第080話、黎明の儀式【キース、ミーシャ視点】
突如として新たな王族の始祖となれと言われ、従者のキースは困惑していた。
ただ主人の喪服令嬢が突拍子もないことを言うのは日常茶飯事。
転生者ということで、価値観の違いもある。
だから従者は後ろに撫でつけた髪を、荒廃した風に僅かに靡かせ。
ハァ……といつもの溜息をもらす。
「聞いていませんが?」
「当たり前じゃない。言ってないもの」
「事前に相談していただきたかったのですが?」
「あら、だって事前に相談したらあなた、断っていたでしょう? ほら、もう儀式のアイテムも起動しちゃってるし、これは消費型のアイテムだから次はない。賢王から再度、儀式道具を買い取る資金もないからあなたがなるしかないの。身勝手だってのは分かってるけど、それを承知でついてきたのはあなたの筈よ。諦めなさい」
主人の本気を察し。
だからこそ質が悪いとばかりの目線で、従者キースは主人であるかつてミーシャだった姫を見る。
「どうせあなたのことです、私を王にすれば少しでも償いができたと本気で思っているのでしょうね」
「思ってないわ。王なんて罰ゲームみたいなものだし、その責務は重々承知している」
「ならば――」
「話は最後まで聞きなさい。これは信用できるあなただから任せられる案件ってだけよ。なれる条件の云々を考えないにしても、誰かが王にならないといけないんだし。大罪人のあたしは論外、あたしのステルス系の能力じゃあ上位冒険者程度の腕で正体が暴かれちゃうのは実践済み。んで、こっちの元冒険者ギルドの本部の連中も基本的には全員まっくろの悪人。他の部下たちも基本的に全員、黒。あなたを除いて悪人しかいないのよ」
喪服令嬢がいいたいことは分かる。
キースはここに集まる姫の手駒に目をやった。
たしかに、見事に悪人ばかりである。元冒険者ギルドの幹部たち。資料として残す報告書には記載されていないが――他にも大盗賊団の首領であったり、世界の破壊を願う新興宗教の教祖であったり、この半年で天使に利用されていた、或いは転生者に利用され、この世界に混沌を招こうとしていたモノたちばかりなのだ。

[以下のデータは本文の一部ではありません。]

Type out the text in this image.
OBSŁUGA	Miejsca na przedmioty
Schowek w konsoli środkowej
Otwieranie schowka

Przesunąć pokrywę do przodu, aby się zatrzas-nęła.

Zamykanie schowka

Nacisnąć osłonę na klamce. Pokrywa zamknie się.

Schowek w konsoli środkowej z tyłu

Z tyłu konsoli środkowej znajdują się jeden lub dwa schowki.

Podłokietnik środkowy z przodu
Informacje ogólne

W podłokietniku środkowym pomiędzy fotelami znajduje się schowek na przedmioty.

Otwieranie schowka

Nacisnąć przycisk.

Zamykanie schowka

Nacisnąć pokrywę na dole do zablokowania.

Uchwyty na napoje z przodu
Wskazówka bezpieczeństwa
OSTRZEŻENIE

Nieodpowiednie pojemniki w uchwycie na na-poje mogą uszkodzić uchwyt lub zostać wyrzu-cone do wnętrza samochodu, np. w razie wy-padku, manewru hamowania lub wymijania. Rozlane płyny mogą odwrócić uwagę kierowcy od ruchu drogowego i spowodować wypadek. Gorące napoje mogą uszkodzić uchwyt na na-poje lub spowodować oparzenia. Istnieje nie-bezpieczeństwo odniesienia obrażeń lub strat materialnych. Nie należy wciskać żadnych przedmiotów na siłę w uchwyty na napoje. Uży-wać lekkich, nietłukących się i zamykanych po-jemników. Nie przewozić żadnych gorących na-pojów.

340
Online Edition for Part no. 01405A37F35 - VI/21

喪服令嬢が集めている戦力の条件は、まず単純に強いこと。
そして悪事を働き、世間から消されたとしても悲しむ人が少ない存在。
更に、本当にそれなり以上の悪事をなしている、或いはなそうと企んでいた――魔道具を用いた鑑定でも極悪人と認定されるものたち限定なのだ。
理由も単純。
極悪人ならば魔導契約で強制的に操っても心が痛まない事。そして、作戦の途中で死んでしまったとしても問題が少ないこと。
何より重要なのは、彼らが一度死んでいることだろう。
喪服令嬢は蘇生の代価として、彼らに契約を迫るのだ。
服従か、蘇生か。
断れば蘇生が解除され、死が訪れる。脅しと同じ。
その行為もけして褒められたことではないが――もはや手段を選んでいる余裕などないのだろう。
この中で、善人とまではいわないが悪人ではないと断言できるのはキースだけ。
しかし――。
翳と愁いを帯び、ますます美麗となっている男キースは鋭いジト目で主人を睨む。
「私が王など、ふざけているのですか?」
「ふざけてなんかないわ、だってあなた――”あの師匠”の眷属でしょう? そして、既にその身には呪いにも似た恩寵と祝福が重ね掛けされている。それは神に興味を持たれたモノの証。あなたが望む望まないも関係なく、既に神の寵愛を受けているのよ。それがこの世界にとっての王族の条件」
名もなき魔女が興味を隠さず鷲鼻を動かす。
「姫よ、そなたが常々口にしている異界の神、魔猫師匠とやらの恩寵であるか」
「そういえば、あなたはあの方についての知識があったのね。ええ、彼、あの方に好かれているのよ。まあ好奇心を刺激したんでしょうけど――」
「不帰の迷宮に棲みついた異界の邪神。恐ろしき魔の獣。フォッフォッフォ、なるほど、まあ試してみる価値はあるじゃろうて。既にアイテムも使っておるしな」
喪服令嬢と魔女は乗り気である。
元冒険者ギルド幹部の魔女は、魔導技術の追求の果てに道を踏み外したのだろう。だからこそ、更なる魔導への挑戦や、検証ができるのならばとこの話に前向きなのだ。
明らかに老獪な性根を滲ませているのに、その外見は年齢不詳。若い金髪碧眼の魔女にすら見えてしまうそれも魔導技術によるもの。老化現象を弄っているのだろう。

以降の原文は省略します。